Search code examples
pythonscikit-learnpipelineone-hot-encoding

applying different transformation to two columns which are object, sklearn pipeline


i am trying to apply two different transformation from sklearn to two different columns which both of them are object inside my Pipeline.
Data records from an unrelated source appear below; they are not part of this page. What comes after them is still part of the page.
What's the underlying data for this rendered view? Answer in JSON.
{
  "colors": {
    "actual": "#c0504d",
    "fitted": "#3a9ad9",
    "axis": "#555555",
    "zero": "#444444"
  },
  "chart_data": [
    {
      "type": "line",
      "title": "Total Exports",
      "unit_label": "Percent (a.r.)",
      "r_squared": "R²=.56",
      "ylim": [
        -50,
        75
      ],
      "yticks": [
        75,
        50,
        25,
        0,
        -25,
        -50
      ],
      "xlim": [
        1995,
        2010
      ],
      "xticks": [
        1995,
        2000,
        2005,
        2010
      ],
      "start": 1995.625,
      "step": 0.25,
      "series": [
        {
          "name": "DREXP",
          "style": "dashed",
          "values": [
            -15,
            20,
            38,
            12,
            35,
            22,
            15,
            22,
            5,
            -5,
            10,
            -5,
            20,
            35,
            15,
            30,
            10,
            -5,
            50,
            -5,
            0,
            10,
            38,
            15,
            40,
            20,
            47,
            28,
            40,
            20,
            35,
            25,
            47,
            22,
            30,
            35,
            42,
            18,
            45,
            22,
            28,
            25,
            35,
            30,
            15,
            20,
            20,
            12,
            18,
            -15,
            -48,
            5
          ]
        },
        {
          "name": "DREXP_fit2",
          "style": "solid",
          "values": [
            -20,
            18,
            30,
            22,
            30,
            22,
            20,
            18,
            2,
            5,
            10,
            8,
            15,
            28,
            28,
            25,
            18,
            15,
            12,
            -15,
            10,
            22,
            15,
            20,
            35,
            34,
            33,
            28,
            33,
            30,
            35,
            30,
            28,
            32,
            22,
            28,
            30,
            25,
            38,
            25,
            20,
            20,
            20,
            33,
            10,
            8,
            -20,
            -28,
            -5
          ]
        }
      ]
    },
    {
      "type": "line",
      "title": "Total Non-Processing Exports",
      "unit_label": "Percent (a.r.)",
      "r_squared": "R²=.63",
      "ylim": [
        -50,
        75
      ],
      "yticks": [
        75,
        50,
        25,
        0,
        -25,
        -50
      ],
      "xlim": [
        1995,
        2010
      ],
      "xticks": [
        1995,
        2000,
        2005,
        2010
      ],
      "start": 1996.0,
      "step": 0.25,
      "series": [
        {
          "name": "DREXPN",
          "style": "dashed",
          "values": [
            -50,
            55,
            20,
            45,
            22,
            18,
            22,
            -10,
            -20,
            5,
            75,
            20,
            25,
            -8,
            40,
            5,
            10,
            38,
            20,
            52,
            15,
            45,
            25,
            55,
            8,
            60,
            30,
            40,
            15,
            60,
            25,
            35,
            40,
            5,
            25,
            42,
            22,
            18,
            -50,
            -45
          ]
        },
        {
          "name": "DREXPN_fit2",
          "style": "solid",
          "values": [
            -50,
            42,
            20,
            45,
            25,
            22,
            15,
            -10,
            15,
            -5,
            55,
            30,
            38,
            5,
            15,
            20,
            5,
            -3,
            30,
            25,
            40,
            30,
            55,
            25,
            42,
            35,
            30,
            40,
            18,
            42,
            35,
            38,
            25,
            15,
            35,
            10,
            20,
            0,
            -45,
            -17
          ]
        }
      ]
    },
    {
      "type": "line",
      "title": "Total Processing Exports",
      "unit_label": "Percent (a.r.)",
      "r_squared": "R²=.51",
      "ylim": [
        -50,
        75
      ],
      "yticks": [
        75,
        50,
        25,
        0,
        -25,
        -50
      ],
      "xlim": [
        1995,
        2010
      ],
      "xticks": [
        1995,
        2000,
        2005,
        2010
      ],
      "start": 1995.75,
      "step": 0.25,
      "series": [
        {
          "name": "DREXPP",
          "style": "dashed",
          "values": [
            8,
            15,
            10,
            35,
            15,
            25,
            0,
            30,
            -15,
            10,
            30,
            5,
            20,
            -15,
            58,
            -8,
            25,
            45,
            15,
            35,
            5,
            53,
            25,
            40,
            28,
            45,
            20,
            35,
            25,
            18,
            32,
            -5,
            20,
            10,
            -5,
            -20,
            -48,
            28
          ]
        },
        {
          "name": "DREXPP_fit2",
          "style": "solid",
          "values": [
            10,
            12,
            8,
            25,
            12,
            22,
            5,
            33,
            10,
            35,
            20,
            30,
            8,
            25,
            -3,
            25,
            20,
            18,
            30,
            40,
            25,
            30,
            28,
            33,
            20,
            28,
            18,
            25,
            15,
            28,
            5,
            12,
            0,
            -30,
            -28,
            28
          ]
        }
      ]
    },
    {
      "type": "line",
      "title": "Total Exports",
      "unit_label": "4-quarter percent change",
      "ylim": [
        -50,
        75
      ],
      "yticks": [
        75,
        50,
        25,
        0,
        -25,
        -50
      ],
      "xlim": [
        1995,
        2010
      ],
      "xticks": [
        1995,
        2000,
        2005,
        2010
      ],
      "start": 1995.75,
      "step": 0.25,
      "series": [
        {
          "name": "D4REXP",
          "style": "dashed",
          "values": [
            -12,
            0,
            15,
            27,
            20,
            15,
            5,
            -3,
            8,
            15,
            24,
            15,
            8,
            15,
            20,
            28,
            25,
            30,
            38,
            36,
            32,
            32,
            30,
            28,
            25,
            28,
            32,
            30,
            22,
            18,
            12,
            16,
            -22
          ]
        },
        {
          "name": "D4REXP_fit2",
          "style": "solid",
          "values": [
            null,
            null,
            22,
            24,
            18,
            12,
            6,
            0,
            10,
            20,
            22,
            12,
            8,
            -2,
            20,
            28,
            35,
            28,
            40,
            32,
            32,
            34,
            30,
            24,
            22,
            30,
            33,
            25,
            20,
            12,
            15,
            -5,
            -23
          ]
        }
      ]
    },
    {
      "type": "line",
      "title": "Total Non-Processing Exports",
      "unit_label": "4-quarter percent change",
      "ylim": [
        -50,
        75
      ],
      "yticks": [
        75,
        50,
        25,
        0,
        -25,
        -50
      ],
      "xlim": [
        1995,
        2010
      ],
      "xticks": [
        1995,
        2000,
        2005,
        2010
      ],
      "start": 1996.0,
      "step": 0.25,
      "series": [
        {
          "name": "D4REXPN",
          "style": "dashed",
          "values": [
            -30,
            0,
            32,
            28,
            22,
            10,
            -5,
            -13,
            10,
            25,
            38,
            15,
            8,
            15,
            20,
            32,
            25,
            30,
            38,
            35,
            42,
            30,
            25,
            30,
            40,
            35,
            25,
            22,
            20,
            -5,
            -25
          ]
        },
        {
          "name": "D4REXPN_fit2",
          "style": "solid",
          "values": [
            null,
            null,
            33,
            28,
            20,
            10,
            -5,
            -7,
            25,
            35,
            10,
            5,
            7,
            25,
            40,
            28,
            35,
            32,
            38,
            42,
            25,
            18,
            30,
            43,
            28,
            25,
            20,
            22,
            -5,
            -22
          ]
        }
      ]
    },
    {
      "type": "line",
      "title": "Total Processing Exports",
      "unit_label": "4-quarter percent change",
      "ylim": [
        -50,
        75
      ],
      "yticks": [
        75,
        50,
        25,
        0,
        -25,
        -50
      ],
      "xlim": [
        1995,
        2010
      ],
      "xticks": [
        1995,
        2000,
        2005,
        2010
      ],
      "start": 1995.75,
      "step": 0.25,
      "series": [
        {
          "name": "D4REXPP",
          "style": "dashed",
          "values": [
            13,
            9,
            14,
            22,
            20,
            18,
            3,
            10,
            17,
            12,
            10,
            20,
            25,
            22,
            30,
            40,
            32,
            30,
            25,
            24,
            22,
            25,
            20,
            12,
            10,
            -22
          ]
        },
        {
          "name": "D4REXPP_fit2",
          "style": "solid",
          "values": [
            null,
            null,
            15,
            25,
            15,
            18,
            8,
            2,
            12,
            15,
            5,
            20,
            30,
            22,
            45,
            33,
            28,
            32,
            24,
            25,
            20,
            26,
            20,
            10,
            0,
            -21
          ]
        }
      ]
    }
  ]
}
My DataFrame looks like this ( i avoid all rows just to illustrate my point) :

             email  country  label 
[email protected]       NI   True 
[email protected]       AR  False
[email protected]       CZ   True

Both email and country are object type

For email i create a bunch of function to transform it into some numeric representation of it.

like :

def email_length(email) -> np.array:
    return np.array([len(e[0].split('@')[0]) for e in email]).reshape(-1, 1)

def domain_length(email) -> np.array:
    return np.array([len(e[0].split('@')[-1]) for e in email]).reshape(-1, 1)

def number_of_vouls(email) -> np.array:
    vouls = 'aeiouAEIOU'
    name = [e[0].split('@')[0] for e in email]
    return np.array([sum(1 for char in name if char in vouls) for name in name]).reshape(-1, 1)

For passing the functions to the email in a sklearn Pipeline i was using FunctionTransformer and FeatureUnion like this.

get_email_length = FunctionTransformer(email_length)
get_domain_length = FunctionTransformer(domain_length)
get_number_of_vouls = FunctionTransformer(number_of_vouls)

preproc = FeatureUnion([
        ('email_length', get_email_length),
        ('domain_length', get_domain_length),
        ('number_of_vouls', get_number_of_vouls)])

pipe = Pipeline([
        ('preproc', preproc),
        ('classifier', LGBMClassifier())
        ])

But i want to pass also inside my Pipeline a one hot encoder into country, which would be the best way to do it given this Pipeline definition ?


Solution

  • You could try ColumnTransformer:

    1. With DataFrame input

    def email_and_domain_length(df: pd.DataFrame) -> pd.DataFrame:
        return df["email"].str.split("@", expand=True).applymap(len)
    
    
    def number_of_vouls(df: pd.DataFrame) -> pd.DataFrame:
        return (
            df["email"]
            .str.split("@")
            .str[0]
            .str.lower()
            .apply(lambda x: sum(x.count(v) for v in "aeiou"))
            .to_frame()
        )
    
    
    get_email_length = FunctionTransformer(email_and_domain_length)
    get_number_of_vouls = FunctionTransformer(number_of_vouls)
    
    preproc = ColumnTransformer(
        [
            ("lengths", get_email_length, ["email"]),
            ("vouls", get_number_of_vouls, ["email"]),
            ("countries", OneHotEncoder(), ["country"]),
        ]
    )
    preproc.fit_transform(df[["email", "country"]])
    

    2. With ndarray input:

    Just add this to the code in your question, it already works with ndarray input.

    preproc = ColumnTransformer(
        [
            ("email_lengths", get_email_length, [0]),
            ("voul_lengths", get_domain_length, [0]),
            ("vouls", get_number_of_vouls, [0]),
            ("countries", OneHotEncoder(), [1]),
        ]
    )
    preproc.fit_transform(df[["email", "country"]].to_numpy())
    

    Output:

    array([[8., 9., 4., 0., 0., 1.],
           [8., 9., 3., 1., 0., 0.],
           [8., 9., 0., 0., 1., 0.]])
    

    As an aside, one-hot-encoding would cause more harm than good if country has high cardinality.

    I've also tried to vectorize the preprocessing functions by using .str accessor methods instead of list comprehensions.